Theo Ubique proves Jule Styne’s songbook is truly timeless
BY HEDY WEISS Theater Criticemail@example.com June 13, 2012 12:54PM
“Time After Time: The Songs of Jule Styne” stars Khaki Pixley (from left), Andrew Sickel, Stephanie Herman, Christopher Logan and Danielle Brothers.
‘TIME AFTER TIME: THE SONGS OF JULE STYNE’
♦ Through July 29
♦ Theo Ubique Cabaret Theatre, 6970 N. Glenwood
♦ Tickets, $29-$34
♦ (800) 595-4849
Updated: June 19, 2012 3:49PM
While Theo Ubique Cabaret Theatre’s Jeff Award-winning, multiply-extended production of “The Light in the Piazza” continues to play through July 14, a new topnotch musical revue, “Time After Time: The Songs of Jule Styne” (running through July 29) has been added to the mix, with a rotating schedule and clever dual-purpose set design making this double-duty operation possible.
There is just no stopping Theo Ubique, the remarkable storefront operation that continually wins converts with its gorgeously acoustic shows that spotlight both veteran and fresh-faced talent.
Jules Styne (1905-1994), was the bravura Broadway composer who began his career as a classical piano prodigy, worked with jazz bands in Chicago in the 1920s, and subsequently collaborated with a slew of hugely gifted lyricists (Sammy Cahn, Betty Comden and Adolph Green, Stephen Sondheim, Bob Merrill, Leo Rubin and E.Y Harburg) on songs for Hollywood movies, and on the scores for such Broadway shows as “Gypsy,” “Funny Girl,” “Gentlemen Prefer Blondes” and “The Bells Are Ringing.”
In “Time After Time,” directed by David Heimann, the term “cabaret” is the operative word.

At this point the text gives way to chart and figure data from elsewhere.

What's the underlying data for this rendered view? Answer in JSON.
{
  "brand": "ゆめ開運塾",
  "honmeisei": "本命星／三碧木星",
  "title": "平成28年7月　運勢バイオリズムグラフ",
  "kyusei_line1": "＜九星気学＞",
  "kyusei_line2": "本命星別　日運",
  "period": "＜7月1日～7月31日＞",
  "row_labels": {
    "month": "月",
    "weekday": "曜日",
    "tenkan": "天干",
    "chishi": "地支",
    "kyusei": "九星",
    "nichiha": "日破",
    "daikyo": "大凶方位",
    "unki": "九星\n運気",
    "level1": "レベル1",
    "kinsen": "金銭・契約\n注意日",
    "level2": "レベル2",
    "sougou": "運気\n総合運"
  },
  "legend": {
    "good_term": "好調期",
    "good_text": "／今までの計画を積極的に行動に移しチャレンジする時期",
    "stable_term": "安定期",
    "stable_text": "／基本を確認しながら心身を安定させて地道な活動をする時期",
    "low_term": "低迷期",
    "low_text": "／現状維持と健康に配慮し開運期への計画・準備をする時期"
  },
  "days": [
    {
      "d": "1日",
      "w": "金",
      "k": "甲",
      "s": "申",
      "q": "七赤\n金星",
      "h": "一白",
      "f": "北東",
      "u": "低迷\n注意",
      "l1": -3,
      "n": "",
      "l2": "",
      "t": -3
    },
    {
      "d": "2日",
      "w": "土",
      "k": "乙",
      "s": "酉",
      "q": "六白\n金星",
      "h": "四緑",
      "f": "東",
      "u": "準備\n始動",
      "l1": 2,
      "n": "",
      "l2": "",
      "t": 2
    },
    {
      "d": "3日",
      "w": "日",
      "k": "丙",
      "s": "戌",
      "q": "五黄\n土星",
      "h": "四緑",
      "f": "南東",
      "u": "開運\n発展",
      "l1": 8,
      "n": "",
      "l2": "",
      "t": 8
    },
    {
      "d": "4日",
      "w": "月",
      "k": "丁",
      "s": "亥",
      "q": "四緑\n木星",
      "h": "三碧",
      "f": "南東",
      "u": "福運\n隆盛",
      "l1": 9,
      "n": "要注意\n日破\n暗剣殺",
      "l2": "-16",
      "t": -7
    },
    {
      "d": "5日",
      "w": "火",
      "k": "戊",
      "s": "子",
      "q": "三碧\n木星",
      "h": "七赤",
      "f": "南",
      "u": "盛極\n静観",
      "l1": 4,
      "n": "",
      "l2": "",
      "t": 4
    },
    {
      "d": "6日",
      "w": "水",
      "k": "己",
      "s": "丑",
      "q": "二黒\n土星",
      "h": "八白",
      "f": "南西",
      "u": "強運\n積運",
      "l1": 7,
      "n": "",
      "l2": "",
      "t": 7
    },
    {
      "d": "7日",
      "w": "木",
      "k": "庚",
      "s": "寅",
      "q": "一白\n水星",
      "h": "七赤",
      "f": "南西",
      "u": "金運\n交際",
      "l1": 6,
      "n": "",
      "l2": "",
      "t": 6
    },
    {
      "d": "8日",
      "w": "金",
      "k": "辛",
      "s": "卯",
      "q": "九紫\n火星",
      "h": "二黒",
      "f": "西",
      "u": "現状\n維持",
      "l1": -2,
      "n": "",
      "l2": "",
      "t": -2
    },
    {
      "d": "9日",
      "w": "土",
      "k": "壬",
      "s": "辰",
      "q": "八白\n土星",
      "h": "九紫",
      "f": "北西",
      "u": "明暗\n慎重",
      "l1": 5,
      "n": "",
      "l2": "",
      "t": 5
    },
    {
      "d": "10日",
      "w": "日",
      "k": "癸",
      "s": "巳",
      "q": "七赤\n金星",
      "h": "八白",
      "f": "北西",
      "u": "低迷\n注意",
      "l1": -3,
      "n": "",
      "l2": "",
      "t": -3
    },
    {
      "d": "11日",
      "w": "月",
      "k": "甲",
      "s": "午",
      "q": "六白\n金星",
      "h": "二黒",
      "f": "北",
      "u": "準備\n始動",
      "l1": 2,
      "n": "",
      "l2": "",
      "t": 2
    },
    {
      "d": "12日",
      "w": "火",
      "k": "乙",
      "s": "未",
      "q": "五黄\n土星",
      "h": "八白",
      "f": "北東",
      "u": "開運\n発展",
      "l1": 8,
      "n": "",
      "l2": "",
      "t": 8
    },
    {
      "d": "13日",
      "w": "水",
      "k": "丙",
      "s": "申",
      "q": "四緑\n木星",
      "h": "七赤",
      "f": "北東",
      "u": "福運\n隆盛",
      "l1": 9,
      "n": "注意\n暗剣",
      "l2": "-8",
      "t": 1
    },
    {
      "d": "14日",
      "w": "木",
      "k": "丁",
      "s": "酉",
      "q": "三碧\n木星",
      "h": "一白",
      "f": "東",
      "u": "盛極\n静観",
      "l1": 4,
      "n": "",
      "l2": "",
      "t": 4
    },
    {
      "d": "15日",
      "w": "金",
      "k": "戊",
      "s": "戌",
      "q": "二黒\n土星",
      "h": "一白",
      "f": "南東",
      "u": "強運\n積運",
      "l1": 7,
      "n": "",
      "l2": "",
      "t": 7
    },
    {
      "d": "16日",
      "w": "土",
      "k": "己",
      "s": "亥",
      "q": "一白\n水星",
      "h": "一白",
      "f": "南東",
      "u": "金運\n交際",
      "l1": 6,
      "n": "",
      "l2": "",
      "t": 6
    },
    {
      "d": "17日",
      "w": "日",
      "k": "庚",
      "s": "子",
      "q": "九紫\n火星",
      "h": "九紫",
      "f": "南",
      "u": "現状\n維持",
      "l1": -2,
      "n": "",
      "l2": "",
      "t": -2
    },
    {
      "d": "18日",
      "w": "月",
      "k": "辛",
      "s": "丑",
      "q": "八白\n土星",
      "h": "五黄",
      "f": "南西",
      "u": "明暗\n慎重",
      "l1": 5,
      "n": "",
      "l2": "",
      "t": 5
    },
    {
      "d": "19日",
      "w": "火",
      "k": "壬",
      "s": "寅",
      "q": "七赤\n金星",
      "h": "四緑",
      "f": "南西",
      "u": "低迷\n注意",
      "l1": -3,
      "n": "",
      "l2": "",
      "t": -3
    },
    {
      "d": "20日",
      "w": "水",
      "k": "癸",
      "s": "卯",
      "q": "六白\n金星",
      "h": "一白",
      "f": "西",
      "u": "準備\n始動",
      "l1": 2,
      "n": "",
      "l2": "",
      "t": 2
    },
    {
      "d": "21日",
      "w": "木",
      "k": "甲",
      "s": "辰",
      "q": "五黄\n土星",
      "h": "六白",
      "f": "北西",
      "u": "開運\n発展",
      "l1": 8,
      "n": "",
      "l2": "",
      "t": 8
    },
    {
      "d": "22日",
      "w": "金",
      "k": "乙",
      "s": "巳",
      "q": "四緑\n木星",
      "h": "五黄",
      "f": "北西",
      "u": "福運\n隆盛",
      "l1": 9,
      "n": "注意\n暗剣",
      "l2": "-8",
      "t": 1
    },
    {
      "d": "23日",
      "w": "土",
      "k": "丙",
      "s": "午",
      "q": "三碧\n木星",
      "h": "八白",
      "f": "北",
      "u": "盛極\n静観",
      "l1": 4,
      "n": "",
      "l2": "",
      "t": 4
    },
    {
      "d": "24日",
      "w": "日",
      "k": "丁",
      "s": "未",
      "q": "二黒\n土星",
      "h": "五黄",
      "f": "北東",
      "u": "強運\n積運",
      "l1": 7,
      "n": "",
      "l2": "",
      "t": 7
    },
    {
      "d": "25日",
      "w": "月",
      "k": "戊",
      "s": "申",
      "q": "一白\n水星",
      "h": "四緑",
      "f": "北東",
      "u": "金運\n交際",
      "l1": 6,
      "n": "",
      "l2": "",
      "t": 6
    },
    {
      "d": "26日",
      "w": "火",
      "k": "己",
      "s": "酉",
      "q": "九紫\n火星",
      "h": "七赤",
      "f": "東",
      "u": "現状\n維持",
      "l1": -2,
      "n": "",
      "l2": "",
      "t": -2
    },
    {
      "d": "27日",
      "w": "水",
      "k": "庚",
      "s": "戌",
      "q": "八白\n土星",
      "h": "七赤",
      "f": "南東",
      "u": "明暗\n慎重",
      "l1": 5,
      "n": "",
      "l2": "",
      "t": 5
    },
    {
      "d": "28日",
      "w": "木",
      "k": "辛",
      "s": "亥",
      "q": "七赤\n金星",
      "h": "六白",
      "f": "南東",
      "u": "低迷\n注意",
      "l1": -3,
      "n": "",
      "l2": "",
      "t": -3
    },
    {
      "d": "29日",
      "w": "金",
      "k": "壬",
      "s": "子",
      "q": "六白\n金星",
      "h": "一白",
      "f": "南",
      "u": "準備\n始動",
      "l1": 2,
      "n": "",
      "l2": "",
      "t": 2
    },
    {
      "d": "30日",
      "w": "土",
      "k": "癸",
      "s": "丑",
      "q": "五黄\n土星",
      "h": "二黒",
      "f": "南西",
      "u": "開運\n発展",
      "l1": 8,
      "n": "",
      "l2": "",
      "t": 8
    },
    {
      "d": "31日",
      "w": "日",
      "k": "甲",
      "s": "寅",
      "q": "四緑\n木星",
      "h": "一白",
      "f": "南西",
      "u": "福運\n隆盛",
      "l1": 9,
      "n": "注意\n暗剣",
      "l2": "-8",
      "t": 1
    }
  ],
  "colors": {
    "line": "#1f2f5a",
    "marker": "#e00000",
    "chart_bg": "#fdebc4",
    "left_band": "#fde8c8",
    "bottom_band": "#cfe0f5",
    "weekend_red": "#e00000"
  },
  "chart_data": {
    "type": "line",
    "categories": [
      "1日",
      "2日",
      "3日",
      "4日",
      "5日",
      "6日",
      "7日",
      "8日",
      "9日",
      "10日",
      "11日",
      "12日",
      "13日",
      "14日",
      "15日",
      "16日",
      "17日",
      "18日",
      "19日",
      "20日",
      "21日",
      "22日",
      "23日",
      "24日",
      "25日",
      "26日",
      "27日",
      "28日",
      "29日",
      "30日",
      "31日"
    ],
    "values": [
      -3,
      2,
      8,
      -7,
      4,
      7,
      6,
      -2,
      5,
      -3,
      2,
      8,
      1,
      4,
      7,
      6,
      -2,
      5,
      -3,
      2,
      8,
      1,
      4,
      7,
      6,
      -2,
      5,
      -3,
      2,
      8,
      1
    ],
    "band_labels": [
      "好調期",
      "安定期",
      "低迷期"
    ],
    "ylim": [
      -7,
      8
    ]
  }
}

The innovative arrangements of outstanding pianist and musical director Aaron Benham clearly have been designed to make audiences think about familiar songs in new ways, while less familiar ones are given neatly theatrical renderings. That indelible Barbra Streisand hit, “People,” for example, is now performed as a richly harmonic a cappella work for the distinctive cast of five (Danielle Brothers, Stephanie Herman, Christopher Logan, Khaki Pixley and Andrew Sickel), subtly underscoring the power of vocal camaraderie.
A number of other songs are grouped thematically. Those gathered under the title “Adventure!” move deftly from “Never Never Land” (from “Peter Pan”), to the hilarious “When You Meet a Man in Chicago” (from “Sugar”), to a Latin-beat in “It’s Delightful Down in Chile,” and more.
Another medley of songs about loneliness features the men pining away with such tunes as “Talkin’ to Yourself,” “I’ll Walk Alone,” “Saturday Night is the Loneliest Night of the Week” and “I Don’t Want to Walk Without You, Baby.” But the women quickly get to subvert all that romanticism with a series of sharp-edged songs about the male of the species including “Men,” a terrifically dishy number performed with great zest by Brothers and Pixley. Of course even more to the point is “Diamonds Are a Girl’s Best Friend,” and Herman, the show’s curvaceous platinum blonde (and practiced torch singer), brings edgy sparkle to every clever line. (“It’s not compensation; it’s self-preservation,” the song notes, explaining the need for jewels.)
The newfound star in the show is Pixley, whose radiant face, playful persona and glorious voice combine for total watchability. Brothers, with her strikingly low voice, brings a fierce determination to anthems from “Funny Girl” (Don’t Rain on My Parade”) and “Gypsy” (“Some People). The warm-voiced Sickel is boyish, fervent and vulnerable in such tunes as “I Fall in Love Too Easily” and “There’s Nothing Rougher Than Love,” while Logan is the song-and-dance man with panache who makes the most of Emily Rogers’ choreography in “All I Need Is the Girl.”
The whole production has an aptly 1940s and ’50s vibe (underscored by costume designer Bill Morey’s ideal vintage outfits, and set designer Adam Veness’ use of a giant photo of New York’s Grand Central Station).